The European Commission opened formal proceedings against X (formerly Twitter), TikTok, and Meta under the DSA in 2024, but none have resulted in fines yet. The DMA’s first non-compliance findings against Apple and Google, announced in mid-2024, are still being litigated. Brussels has the authority to impose fines of up to 10% of global annual turnover for DSA violations and 20% for repeat DMA offenses. Those are existential numbers on paper. In practice, not a single euro has been collected.
The broadcasters know this. Their letter doesn’t just ask for new rules — it demands that existing ones be enforced with teeth. That’s a strategically savvy move. New legislation takes years to draft, debate, and implement. Enforcement of current law could happen within months.

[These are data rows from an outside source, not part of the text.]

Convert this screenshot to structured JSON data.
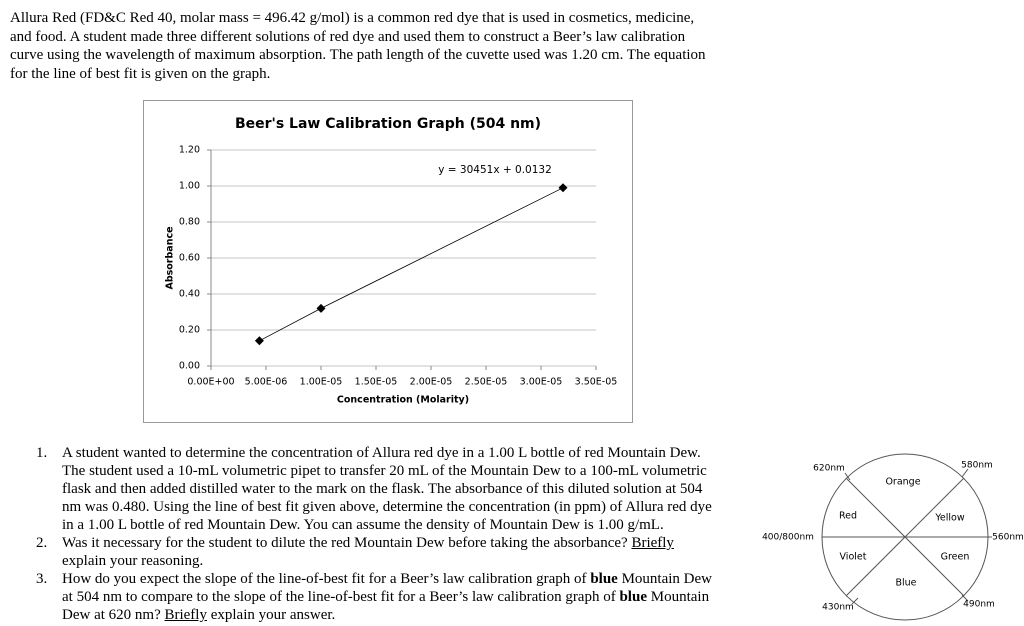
{
  "intro": [
    "Allura Red (FD&C Red 40, molar mass = 496.42 g/mol) is a common red dye that is used in cosmetics, medicine,",
    "and food. A student made three different solutions of red dye and used them to construct a Beer’s law calibration",
    "curve using the wavelength of maximum absorption. The path length of the cuvette used was 1.20 cm. The equation",
    "for the line of best fit is given on the graph."
  ],
  "chart_data": {
    "type": "scatter",
    "title": "Beer's Law Calibration Graph (504 nm)",
    "annotation": "y = 30451x + 0.0132",
    "xlabel": "Concentration (Molarity)",
    "ylabel": "Absorbance",
    "x": [
      4.4e-06,
      1e-05,
      3.2e-05
    ],
    "values": [
      0.14,
      0.32,
      0.99
    ],
    "color": "#000000",
    "line": true,
    "grid": true,
    "xlim": [
      0,
      3.5e-05
    ],
    "ylim": [
      0,
      1.2
    ],
    "xticks": [
      {
        "value": 0,
        "label": "0.00E+00"
      },
      {
        "value": 5e-06,
        "label": "5.00E-06"
      },
      {
        "value": 1e-05,
        "label": "1.00E-05"
      },
      {
        "value": 1.5e-05,
        "label": "1.50E-05"
      },
      {
        "value": 2e-05,
        "label": "2.00E-05"
      },
      {
        "value": 2.5e-05,
        "label": "2.50E-05"
      },
      {
        "value": 3e-05,
        "label": "3.00E-05"
      },
      {
        "value": 3.5e-05,
        "label": "3.50E-05"
      }
    ],
    "yticks": [
      {
        "value": 0,
        "label": "0.00"
      },
      {
        "value": 0.2,
        "label": "0.20"
      },
      {
        "value": 0.4,
        "label": "0.40"
      },
      {
        "value": 0.6,
        "label": "0.60"
      },
      {
        "value": 0.8,
        "label": "0.80"
      },
      {
        "value": 1.0,
        "label": "1.00"
      },
      {
        "value": 1.2,
        "label": "1.20"
      }
    ]
  },
  "questions": [
    {
      "number": "1.",
      "lines": [
        [
          "A student wanted to determine the concentration of Allura red dye in a 1.00 L bottle of red Mountain Dew."
        ],
        [
          "The student used a 10-mL volumetric pipet to transfer 20 mL of the Mountain Dew to a 100-mL volumetric"
        ],
        [
          "flask and then added distilled water to the mark on the flask. The absorbance of this diluted solution at 504"
        ],
        [
          "nm was 0.480. Using the line of best fit given above, determine the concentration (in ppm) of Allura red dye"
        ],
        [
          "in a 1.00 L bottle of red Mountain Dew. You can assume the density of Mountain Dew is 1.00 g/mL."
        ]
      ]
    },
    {
      "number": "2.",
      "lines": [
        [
          "Was it necessary for the student to dilute the red Mountain Dew before taking the absorbance? ",
          "Briefly"
        ],
        [
          "explain your reasoning."
        ]
      ]
    },
    {
      "number": "3.",
      "lines": [
        [
          "How do you expect the slope of the line-of-best fit for a Beer’s law calibration graph of ",
          "blue",
          " Mountain Dew"
        ],
        [
          "at 504 nm to compare to the slope of the line-of-best fit for a Beer’s law calibration graph of ",
          "blue",
          " Mountain"
        ],
        [
          "Dew at 620 nm? ",
          "Briefly",
          " explain your answer."
        ]
      ]
    }
  ],
  "color_wheel": {
    "segments": [
      "Orange",
      "Yellow",
      "Green",
      "Blue",
      "Violet",
      "Red"
    ],
    "wavelengths": [
      "580nm",
      "560nm",
      "490nm",
      "430nm",
      "400/800nm",
      "620nm"
    ]
  }
}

For investors in European media companies, the calculus is straightforward. If the Commission gets serious about enforcement — and particularly if it extends advertising parity rules to platforms — the competitive dynamics shift meaningfully. ProSiebenSat.1, trading at roughly 5x forward earnings as of mid-2025, is priced for secular decline. Any regulatory tailwind that slows the migration of ad euros to platforms could provide material upside. Same for ITV in the UK, which despite Brexit still watches EU regulatory developments closely given its European distribution deals.
But there’s a counterargument. Tighter platform regulation could simply accelerate Big Tech’s shift toward less regulated formats — AI-generated content recommendations, e-commerce integrations, influencer partnerships that blur the line between advertising and organic content. Meta and Google have armies of lobbyists and compliance teams. They adapt. Small and mid-sized European broadcasters don’t have that luxury.
There’s also the consumer angle. Platforms are popular precisely because they offer what traditional broadcasters often don’t: personalized, on-demand, algorithmically curated content with low friction. Regulation that makes platforms worse for users in the name of competitive fairness could backfire politically, giving ammunition to critics who argue Brussels is protecting incumbent industries rather than serving citizens.
The broadcasters’ coalition seems aware of this risk. Their public framing emphasizes media plurality, democratic discourse, and the protection of European cultural production — not corporate profit margins. It’s a smart rhetorical strategy. The EU’s political class is far more receptive to arguments about safeguarding democracy than about protecting shareholder returns at RTL or Mediaset.
Still, the underlying economics are impossible to ignore. Europe’s traditional media sector employs hundreds of thousands of people, funds the majority of original European-language content production, and generates tens of billions in tax revenue across member states. If that sector continues to shrink while platforms grow — paying comparatively little in local taxes and investing minimally in local content — the political pressure for intervention will only intensify.
The next twelve months will be telling. The European Commission is expected to publish its first comprehensive review of DSA and DMA effectiveness by early 2026. That review will likely become the basis for any new legislative proposals. In the meantime, enforcement actions against designated gatekeepers will signal how seriously Brussels takes the broadcasters’ complaints.
For Big Tech CFOs, Europe is already the most expensive regulatory environment in the world. It’s about to get more expensive. For European broadcasters, the question is whether regulation can buy them enough time to complete their own digital transformations — or whether it’s simply slowing down an inevitable reckoning with how audiences consume media in 2025 and beyond.
Neither side can afford to lose this fight. The money at stake — hundreds of billions in advertising revenue over the next decade — ensures that both will spend whatever it takes to win it.